Why Can't I just give up...

Jun 26, 2008 21:29

and curl up in a ball and just not get move ever again?

I'm so frustrated at work, I've been trying really hard to get everything down but clearly I'm just not good enough. I've been training for like a month now and still don't have it down...I was supposed to train for like TWO WEEKS and the way things are going I'm going to be "training" until mid-July it's pathetic and I am having a really hard time keeping up enough motivation to do it.

I tried asking my boss when he thought I'd be able to go to Petsmart, he just said he wasn't sure, I wasn't up to where he wanted me to be yet and he'd keep getting feed back from people. The problem is that doesn't help me at all. If I'm doing something wrong I need to know WHAT! I've tried to ask people I shadow with how I did when I do an adoption while they watch and they just say "not bad" "you did OK" etc. but I don't get feed back so...how the FUCK am I supposed to learn. When I planned to talk to him I wanted to also ask him about that...what can I do to improve but it was like half an hour after closing when I got the chance and I didn't feel like wasting his time...maybe I will tomorrow but I just don't know if I can get up the energy it takes to care anymore.
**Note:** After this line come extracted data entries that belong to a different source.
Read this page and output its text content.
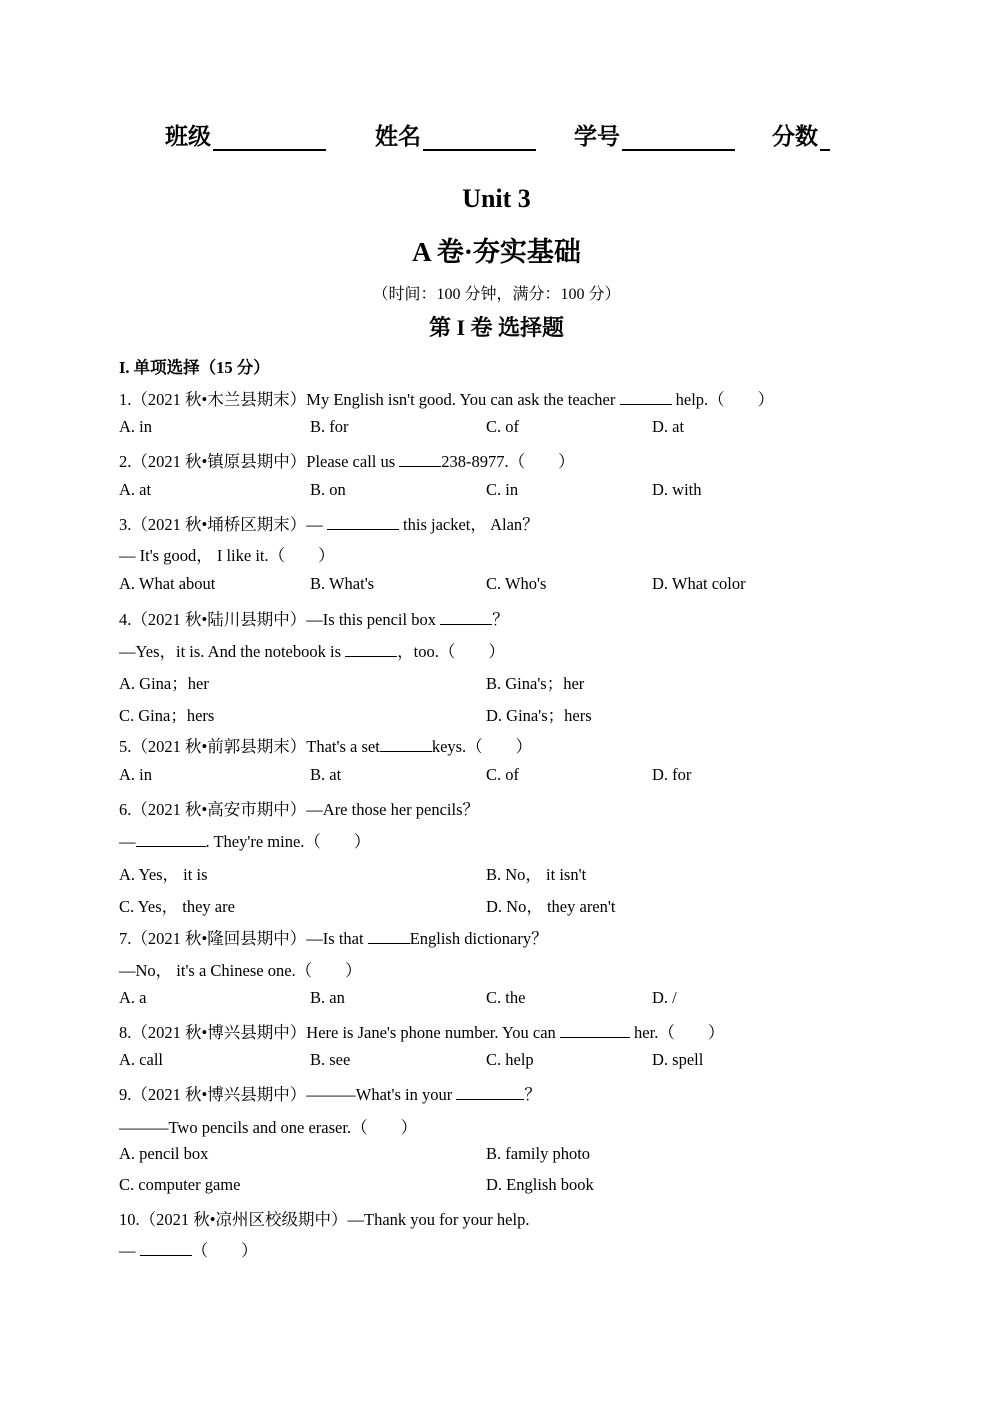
班级	姓名	学号	分数
Unit 3
A 卷·夯实基础
（时间：100 分钟，满分：100 分）
第 I 卷 选择题
I. 单项选择（15 分）
1.（2021 秋•木兰县期末）My English isn't good. You can ask the teacher	help.（　　）
A. in	B. for	C. of	D. at
2.（2021 秋•镇原县期中）Please call us	238-8977.（　　）
A. at	B. on	C. in	D. with
3.（2021 秋•埇桥区期末）—	this jacket， Alan？
— It's good， I like it.（　　）
A. What about	B. What's	C. Who's	D. What color
4.（2021 秋•陆川县期中）—Is this pencil box	？
—Yes，it is. And the notebook is	，too.（　　）
A. Gina；her	B. Gina's；her
C. Gina；hers	D. Gina's；hers
5.（2021 秋•前郭县期末）That's a set	keys.（　　）
A. in	B. at	C. of	D. for
6.（2021 秋•高安市期中）—Are those her pencils？
—	. They're mine.（　　）
A. Yes， it is	B. No， it isn't
C. Yes， they are	D. No， they aren't
7.（2021 秋•隆回县期中）—Is that	English dictionary？
—No， it's a Chinese one.（　　）
A. a	B. an	C. the	D. /
8.（2021 秋•博兴县期中）Here is Jane's phone number. You can	her.（　　）
A. call	B. see	C. help	D. spell
9.（2021 秋•博兴县期中）———What's in your	？
———Two pencils and one eraser.（　　）
A. pencil box	B. family photo
C. computer game	D. English book
10.（2021 秋•凉州区校级期中）—Thank you for your help.
—	（　　）
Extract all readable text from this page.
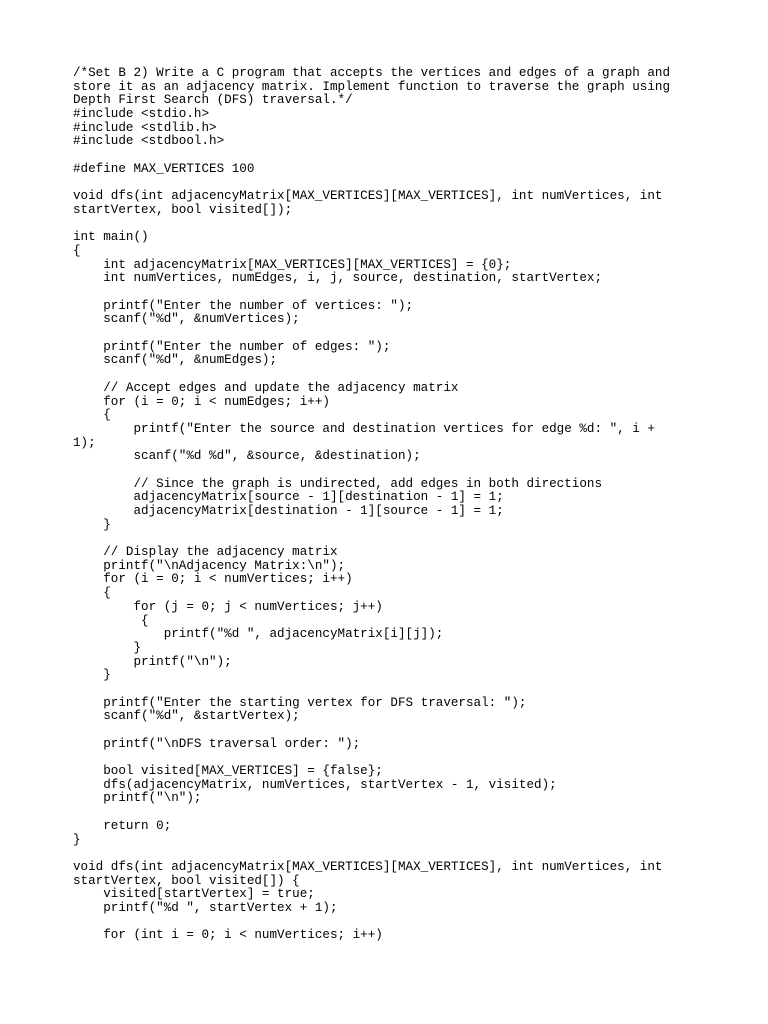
/*Set B 2) Write a C program that accepts the vertices and edges of a graph and
store it as an adjacency matrix. Implement function to traverse the graph using
Depth First Search (DFS) traversal.*/
#include <stdio.h>
#include <stdlib.h>
#include <stdbool.h>

#define MAX_VERTICES 100

void dfs(int adjacencyMatrix[MAX_VERTICES][MAX_VERTICES], int numVertices, int
startVertex, bool visited[]);

int main()
{
int adjacencyMatrix[MAX_VERTICES][MAX_VERTICES] = {0};
int numVertices, numEdges, i, j, source, destination, startVertex;

printf("Enter the number of vertices: ");
scanf("%d", &numVertices);

printf("Enter the number of edges: ");
scanf("%d", &numEdges);

// Accept edges and update the adjacency matrix
for (i = 0; i < numEdges; i++)
{
printf("Enter the source and destination vertices for edge %d: ", i +
1);
scanf("%d %d", &source, &destination);

// Since the graph is undirected, add edges in both directions
adjacencyMatrix[source - 1][destination - 1] = 1;
adjacencyMatrix[destination - 1][source - 1] = 1;
}

// Display the adjacency matrix
printf("\nAdjacency Matrix:\n");
for (i = 0; i < numVertices; i++)
{
for (j = 0; j < numVertices; j++)
{
printf("%d ", adjacencyMatrix[i][j]);
}
printf("\n");
}

printf("Enter the starting vertex for DFS traversal: ");
scanf("%d", &startVertex);

printf("\nDFS traversal order: ");

bool visited[MAX_VERTICES] = {false};
dfs(adjacencyMatrix, numVertices, startVertex - 1, visited);
printf("\n");

return 0;
}

void dfs(int adjacencyMatrix[MAX_VERTICES][MAX_VERTICES], int numVertices, int
startVertex, bool visited[]) {
visited[startVertex] = true;
printf("%d ", startVertex + 1);

for (int i = 0; i < numVertices; i++)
After I "talked" to him I cried several times, I'd cry a bit get over it but then break down again. I wanted so badly to talk to somebody, I wanted somebody there to understand how depressed and frustrated I was but nobody noticed. I know I walked by a couple people and I am sure it was noticeable I had been crying but nobody said anything, as I was walking out behind one of the other adopters and the boss I started to cry again but nobody noticed, even as she was talking to me and I leaned on the wall she didn't notice. The only time somebody noticed was as I sat by the door trying to make sure I wasn't going to burst into tears again, I was in the dark because the lights had been turned off and the boss and a different worker were leaving. I had to get up then and leave with them because the boss was going to set the alarm-clearly he'd not noticed me at all....I could hear the other worker as I got up ask the boss if I was OK-and that I'd been sitting there. He was the only one to ask me if I was OK as I passed and of course I didn't talk-I sort of waved and in a quivering voice said "not really"

I don't really get my feelings when I am upset like this, I want people to care but I don't want to be loud about it. Like I'll cry and I will try to not be obvious about it but at the same time be wishing somebody would notice.

I just feel like I'm not good enough to be here, like am I really going to get it if I haven't by now? I don't know, he seems nice enough about it but he told me when I had the interview the plan was to get me to the store in two weeks because they really needed the workers there...so how the HELL can they not be losing confidence in me? I don't see how they could still be putting up with me if I am obviously not what they wanted.

I'm trying to not give up to not be completely depressed, I want badly to just keep working as hard as I can and be pleased with that at least until they finally tell me I'm not good enough and fire me...but it's hard. I can't do what they want me to do and I feel like I never will be able to. I have no idea what I want do with with my life and I felt like this might help give me some direction, instead it's only making me doubt myself more.